In our second webinar, we come back to the benefit of continuity and what project sites have learned about increasing continuity over the last 3 years.

Working in partnership

Support Partnership with the Health Foundation

In 2019, the Health Foundation launched a new funding programme to help to improve patient care and outcomes by exploring the potential to increase continuity of care within general practice. 

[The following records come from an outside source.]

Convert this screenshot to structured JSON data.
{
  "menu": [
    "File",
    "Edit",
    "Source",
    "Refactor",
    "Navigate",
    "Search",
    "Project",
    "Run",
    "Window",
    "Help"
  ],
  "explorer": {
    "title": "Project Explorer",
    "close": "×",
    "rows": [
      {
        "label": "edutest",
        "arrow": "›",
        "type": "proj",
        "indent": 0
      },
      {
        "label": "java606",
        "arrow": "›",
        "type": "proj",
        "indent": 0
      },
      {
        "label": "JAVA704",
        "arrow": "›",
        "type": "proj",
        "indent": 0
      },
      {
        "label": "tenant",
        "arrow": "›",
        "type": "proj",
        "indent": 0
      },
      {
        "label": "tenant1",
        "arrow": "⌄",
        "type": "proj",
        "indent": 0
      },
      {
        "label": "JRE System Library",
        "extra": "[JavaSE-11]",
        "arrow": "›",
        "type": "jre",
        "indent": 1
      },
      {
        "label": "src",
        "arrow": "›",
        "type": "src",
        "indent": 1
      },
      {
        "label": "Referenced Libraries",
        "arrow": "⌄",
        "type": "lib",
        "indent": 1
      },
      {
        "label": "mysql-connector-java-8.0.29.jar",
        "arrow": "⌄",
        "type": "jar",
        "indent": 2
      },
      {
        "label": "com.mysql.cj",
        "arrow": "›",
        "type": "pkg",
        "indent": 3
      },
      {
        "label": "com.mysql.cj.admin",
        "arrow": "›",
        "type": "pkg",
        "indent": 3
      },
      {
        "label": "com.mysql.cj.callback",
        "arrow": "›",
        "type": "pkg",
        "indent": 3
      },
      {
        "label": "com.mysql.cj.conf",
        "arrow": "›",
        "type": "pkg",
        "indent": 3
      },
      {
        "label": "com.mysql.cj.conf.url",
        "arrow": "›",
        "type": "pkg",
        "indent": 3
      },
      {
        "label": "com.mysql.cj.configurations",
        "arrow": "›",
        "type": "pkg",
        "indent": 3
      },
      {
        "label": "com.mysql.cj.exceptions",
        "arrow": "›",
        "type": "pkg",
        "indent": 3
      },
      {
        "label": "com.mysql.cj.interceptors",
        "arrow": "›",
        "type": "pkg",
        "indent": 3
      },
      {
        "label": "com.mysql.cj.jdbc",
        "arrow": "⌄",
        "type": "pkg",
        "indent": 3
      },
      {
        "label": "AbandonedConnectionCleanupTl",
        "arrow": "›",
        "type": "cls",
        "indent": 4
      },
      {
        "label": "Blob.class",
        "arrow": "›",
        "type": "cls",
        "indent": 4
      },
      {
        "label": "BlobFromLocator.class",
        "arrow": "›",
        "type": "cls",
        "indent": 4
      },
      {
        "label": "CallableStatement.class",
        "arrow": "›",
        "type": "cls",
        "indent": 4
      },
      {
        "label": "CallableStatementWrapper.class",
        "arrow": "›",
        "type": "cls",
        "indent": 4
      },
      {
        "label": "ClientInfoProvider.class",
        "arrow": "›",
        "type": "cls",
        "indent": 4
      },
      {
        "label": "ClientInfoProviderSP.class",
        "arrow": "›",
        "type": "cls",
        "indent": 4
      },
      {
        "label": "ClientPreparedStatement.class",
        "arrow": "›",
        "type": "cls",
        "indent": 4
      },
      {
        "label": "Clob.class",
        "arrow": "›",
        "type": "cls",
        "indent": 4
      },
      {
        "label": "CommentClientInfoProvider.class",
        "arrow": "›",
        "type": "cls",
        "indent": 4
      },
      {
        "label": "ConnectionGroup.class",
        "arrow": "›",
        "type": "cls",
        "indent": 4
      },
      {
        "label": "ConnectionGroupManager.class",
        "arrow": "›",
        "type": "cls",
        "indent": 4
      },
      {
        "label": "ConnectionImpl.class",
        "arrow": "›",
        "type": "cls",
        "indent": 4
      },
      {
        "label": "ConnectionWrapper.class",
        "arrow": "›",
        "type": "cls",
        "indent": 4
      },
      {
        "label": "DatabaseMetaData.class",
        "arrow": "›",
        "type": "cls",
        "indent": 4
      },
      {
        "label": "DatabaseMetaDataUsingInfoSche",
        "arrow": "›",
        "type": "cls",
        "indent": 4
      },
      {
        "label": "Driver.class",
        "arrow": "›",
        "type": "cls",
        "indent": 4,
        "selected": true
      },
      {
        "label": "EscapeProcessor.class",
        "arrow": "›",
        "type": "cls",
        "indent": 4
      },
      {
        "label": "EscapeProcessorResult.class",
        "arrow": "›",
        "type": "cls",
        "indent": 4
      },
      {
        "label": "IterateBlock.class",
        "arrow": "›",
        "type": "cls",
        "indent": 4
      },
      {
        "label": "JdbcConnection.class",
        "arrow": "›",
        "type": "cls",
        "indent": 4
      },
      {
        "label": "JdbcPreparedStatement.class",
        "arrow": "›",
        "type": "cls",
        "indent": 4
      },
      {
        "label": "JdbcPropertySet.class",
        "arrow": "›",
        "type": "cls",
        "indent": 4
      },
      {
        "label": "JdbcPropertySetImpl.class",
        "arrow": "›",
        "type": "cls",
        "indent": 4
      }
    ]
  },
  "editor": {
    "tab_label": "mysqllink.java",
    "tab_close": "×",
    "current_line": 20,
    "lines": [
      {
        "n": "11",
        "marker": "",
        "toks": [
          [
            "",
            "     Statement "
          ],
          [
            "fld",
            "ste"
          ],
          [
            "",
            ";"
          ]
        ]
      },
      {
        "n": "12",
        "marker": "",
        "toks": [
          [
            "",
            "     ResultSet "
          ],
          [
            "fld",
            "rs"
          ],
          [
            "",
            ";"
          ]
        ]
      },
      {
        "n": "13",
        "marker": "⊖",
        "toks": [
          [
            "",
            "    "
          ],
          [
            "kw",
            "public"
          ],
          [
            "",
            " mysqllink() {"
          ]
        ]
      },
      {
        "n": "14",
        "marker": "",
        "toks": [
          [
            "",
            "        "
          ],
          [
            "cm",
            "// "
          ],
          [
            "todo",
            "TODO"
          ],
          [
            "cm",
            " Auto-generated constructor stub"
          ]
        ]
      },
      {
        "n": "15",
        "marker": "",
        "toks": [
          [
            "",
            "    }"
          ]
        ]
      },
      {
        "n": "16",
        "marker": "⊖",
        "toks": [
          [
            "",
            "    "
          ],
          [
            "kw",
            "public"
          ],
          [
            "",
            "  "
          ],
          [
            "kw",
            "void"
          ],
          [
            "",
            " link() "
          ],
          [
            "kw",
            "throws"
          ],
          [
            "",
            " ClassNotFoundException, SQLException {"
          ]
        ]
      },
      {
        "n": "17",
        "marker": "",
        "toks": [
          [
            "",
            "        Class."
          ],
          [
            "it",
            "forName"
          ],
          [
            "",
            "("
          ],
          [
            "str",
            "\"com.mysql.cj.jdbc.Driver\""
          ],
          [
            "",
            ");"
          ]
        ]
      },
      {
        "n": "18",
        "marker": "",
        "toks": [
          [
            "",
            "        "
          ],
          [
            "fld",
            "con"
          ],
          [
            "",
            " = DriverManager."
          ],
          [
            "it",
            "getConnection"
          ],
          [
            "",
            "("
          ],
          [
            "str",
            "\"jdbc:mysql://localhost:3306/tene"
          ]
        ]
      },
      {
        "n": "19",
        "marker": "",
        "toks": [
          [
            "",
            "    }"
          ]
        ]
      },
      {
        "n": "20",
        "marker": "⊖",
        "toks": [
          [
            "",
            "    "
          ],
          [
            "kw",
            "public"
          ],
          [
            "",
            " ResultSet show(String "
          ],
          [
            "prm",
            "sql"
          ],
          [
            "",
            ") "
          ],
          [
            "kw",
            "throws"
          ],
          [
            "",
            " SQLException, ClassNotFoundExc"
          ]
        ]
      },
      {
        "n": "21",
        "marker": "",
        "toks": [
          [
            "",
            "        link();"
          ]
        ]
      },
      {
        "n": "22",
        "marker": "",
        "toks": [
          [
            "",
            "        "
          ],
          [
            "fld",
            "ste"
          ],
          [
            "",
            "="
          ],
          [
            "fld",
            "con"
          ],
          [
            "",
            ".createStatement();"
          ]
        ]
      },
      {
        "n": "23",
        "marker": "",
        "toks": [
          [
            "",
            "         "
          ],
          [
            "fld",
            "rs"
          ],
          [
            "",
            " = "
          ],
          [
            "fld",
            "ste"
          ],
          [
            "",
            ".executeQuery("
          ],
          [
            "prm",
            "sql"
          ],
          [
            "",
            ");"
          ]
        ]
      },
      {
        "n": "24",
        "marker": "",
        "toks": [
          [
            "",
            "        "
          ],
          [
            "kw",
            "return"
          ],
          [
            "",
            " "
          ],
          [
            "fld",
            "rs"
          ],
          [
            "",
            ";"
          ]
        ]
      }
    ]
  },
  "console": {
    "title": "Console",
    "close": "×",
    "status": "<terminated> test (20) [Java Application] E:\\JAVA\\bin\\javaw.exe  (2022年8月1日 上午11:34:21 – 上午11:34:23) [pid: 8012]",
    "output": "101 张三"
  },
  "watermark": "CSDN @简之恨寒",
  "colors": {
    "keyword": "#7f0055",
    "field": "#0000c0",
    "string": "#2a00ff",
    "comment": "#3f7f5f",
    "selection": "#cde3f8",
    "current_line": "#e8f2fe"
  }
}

This programme is inspired by a study published in August 2018, conducted by the Health Foundation team. This study concluded that ‘strategies that improve the continuity of care in general practice may reduce secondary care costs, particularly for the heaviest users of healthcare […] and that promoting continuity might also improve the experience of patients and those working in general practice.

Five projects were awarded up to £250,000 to carry out targeted quality improvement work over 18-24 months, to increase continuity in their practices.

The Health Foundation and RCGP understand the pressures faced by professionals working in general practice and wanted to know whether an increased focus on continuity of care could help bring benefits to both staff and patients. 

RCGP’s role

As a support partner, RCGP will build relationships and facilitate peer support for the grantee sites through an online network and in-person workshops and site visits. We will also capture, develop and share best practice and learning with a wider community of practice interested in continuity of care in general practice. The RCGP will engage the community through an online platform and webinars. The team will also create links to existing projects and communities within the RCGP, the Health Foundation, other professional bodies and more broadly.